特集 (4)別世界の住人のように存在する、満島オフィーリア

2015年3月17日更新
写真:「ハムレット」公演から、オフィーリア役の満島ひかり(左)とハムレット役の藤原竜也=撮影・渡部孝弘 「ハムレット」公演から、オフィーリア役の満島ひかり(左)とハムレット役の藤原竜也=撮影・渡部孝弘

 父ポローニアスをハムレットに誤って殺(あや)められ、正気を失ってしまうオフィーリア。可憐(かれん)な印象の前半とは一転、後半オフィーリアが登場したときの変貌(へんぼう)がすごかった。
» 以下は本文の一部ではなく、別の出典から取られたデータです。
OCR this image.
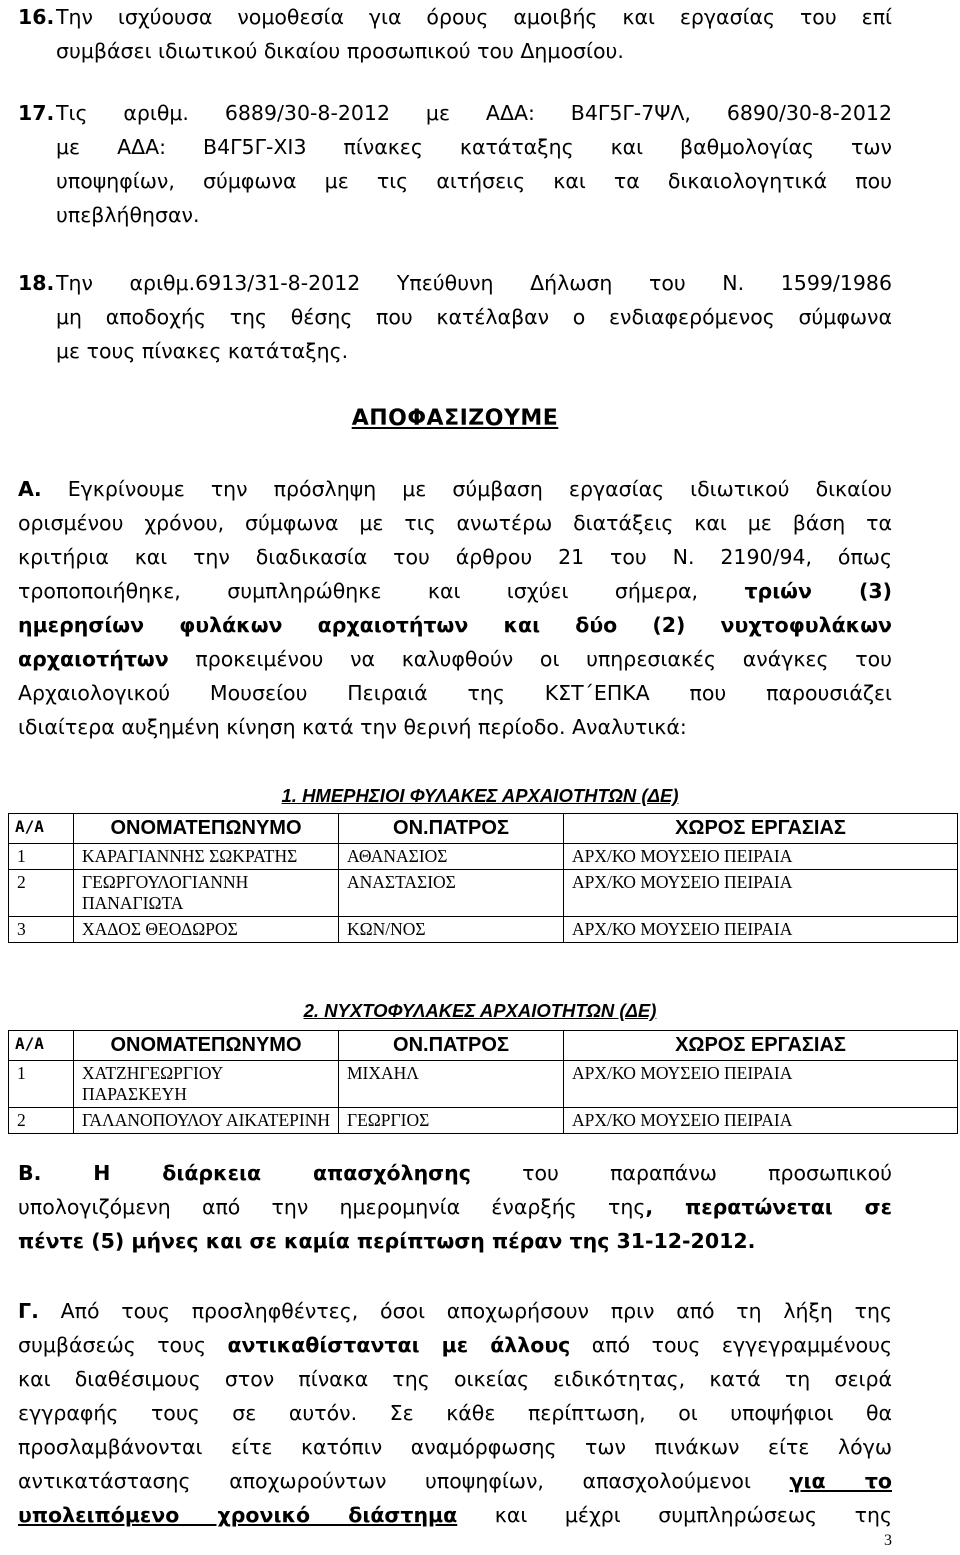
16.Την ισχύουσα νομοθεσία για όρους αμοιβής και εργασίας του επί
συμβάσει ιδιωτικού δικαίου προσωπικού του Δημοσίου.
17.Τις αριθμ. 6889/30-8-2012 με ΑΔΑ: Β4Γ5Γ-7ΨΛ, 6890/30-8-2012
με ΑΔΑ: Β4Γ5Γ-ΧΙ3 πίνακες κατάταξης και βαθμολογίας των
υποψηφίων, σύμφωνα με τις αιτήσεις και τα δικαιολογητικά που
υπεβλήθησαν.
18.Την αριθμ.6913/31-8-2012 Υπεύθυνη Δήλωση του Ν. 1599/1986
μη αποδοχής της θέσης που κατέλαβαν ο ενδιαφερόμενος σύμφωνα
με τους πίνακες κατάταξης.
ΑΠΟΦΑΣΙΖΟΥΜΕ
Α. Εγκρίνουμε την πρόσληψη με σύμβαση εργασίας ιδιωτικού δικαίου
ορισμένου χρόνου, σύμφωνα με τις ανωτέρω διατάξεις και με βάση τα
κριτήρια και την διαδικασία του άρθρου 21 του Ν. 2190/94, όπως
τροποποιήθηκε, συμπληρώθηκε και ισχύει σήμερα, τριών (3)
ημερησίων φυλάκων αρχαιοτήτων και δύο (2) νυχτοφυλάκων
αρχαιοτήτων προκειμένου να καλυφθούν οι υπηρεσιακές ανάγκες του
Αρχαιολογικού Μουσείου Πειραιά της ΚΣΤ΄ΕΠΚΑ που παρουσιάζει
ιδιαίτερα αυξημένη κίνηση κατά την θερινή περίοδο. Αναλυτικά:
1. ΗΜΕΡΗΣΙΟΙ ΦΥΛΑΚΕΣ ΑΡΧΑΙΟΤΗΤΩΝ (ΔΕ)
Α/Α	ΟΝΟΜΑΤΕΠΩΝΥΜΟ	ΟΝ.ΠΑΤΡΟΣ	ΧΩΡΟΣ ΕΡΓΑΣΙΑΣ
1	ΚΑΡΑΓΙΑΝΝΗΣ ΣΩΚΡΑΤΗΣ	ΑΘΑΝΑΣΙΟΣ	ΑΡΧ/ΚΟ ΜΟΥΣΕΙΟ ΠΕΙΡΑΙΑ
2	ΓΕΩΡΓΟΥΛΟΓΙΑΝΝΗ ΠΑΝΑΓΙΩΤΑ	ΑΝΑΣΤΑΣΙΟΣ	ΑΡΧ/ΚΟ ΜΟΥΣΕΙΟ ΠΕΙΡΑΙΑ
3	ΧΑΔΟΣ ΘΕΟΔΩΡΟΣ	ΚΩΝ/ΝΟΣ	ΑΡΧ/ΚΟ ΜΟΥΣΕΙΟ ΠΕΙΡΑΙΑ
2. ΝΥΧΤΟΦΥΛΑΚΕΣ ΑΡΧΑΙΟΤΗΤΩΝ (ΔΕ)
Α/Α	ΟΝΟΜΑΤΕΠΩΝΥΜΟ	ΟΝ.ΠΑΤΡΟΣ	ΧΩΡΟΣ ΕΡΓΑΣΙΑΣ
1	ΧΑΤΖΗΓΕΩΡΓΙΟΥ ΠΑΡΑΣΚΕΥΗ	ΜΙΧΑΗΛ	ΑΡΧ/ΚΟ ΜΟΥΣΕΙΟ ΠΕΙΡΑΙΑ
2	ΓΑΛΑΝΟΠΟΥΛΟΥ ΑΙΚΑΤΕΡΙΝΗ	ΓΕΩΡΓΙΟΣ	ΑΡΧ/ΚΟ ΜΟΥΣΕΙΟ ΠΕΙΡΑΙΑ
Β. Η διάρκεια απασχόλησης του παραπάνω προσωπικού
υπολογιζόμενη από την ημερομηνία έναρξής της, περατώνεται σε
πέντε (5) μήνες και σε καμία περίπτωση πέραν της 31-12-2012.
Γ. Από τους προσληφθέντες, όσοι αποχωρήσουν πριν από τη λήξη της
συμβάσεώς τους αντικαθίστανται με άλλους από τους εγγεγραμμένους
και διαθέσιμους στον πίνακα της οικείας ειδικότητας, κατά τη σειρά
εγγραφής τους σε αυτόν. Σε κάθε περίπτωση, οι υποψήφιοι θα
προσλαμβάνονται είτε κατόπιν αναμόρφωσης των πινάκων είτε λόγω
αντικατάστασης αποχωρούντων υποψηφίων, απασχολούμενοι για το
υπολειπόμενο χρονικό διάστημα και μέχρι συμπληρώσεως της
3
 うつろな目、乱れた髪、薄汚れた白いドレスは肩が出て脱げそうになっている。足元は裸足だ。か細く響く声で歌を歌いながら、王や王女に花を配って回るオフィーリア。同じ舞台空間で、同じ空気を吸っているはずなのに、“ここではないどこか”別世界の住人のように存在する。純粋さだけが肉体に宿り、あとは漂白されたような佇(たたず)まい。感情を抱かず寄せつけず、まるで記号のようにそこにいる。

 だから「憂いも悩みも苦しみも、地獄そのものでさえ、この子は、愛らしい魅力的なものに変えてしまう」と、兄・レアーティーズがつぶやく言葉が重く響いた。また兄のレアーティーズは、ひかりの実の弟、満島真之介が演じており、二人が一緒に舞台に立つと一瞬、恋人同士かと見間違えるほど自然に寄り添っていた。オフィーリアに対する情愛がまっすぐに伝わってきた。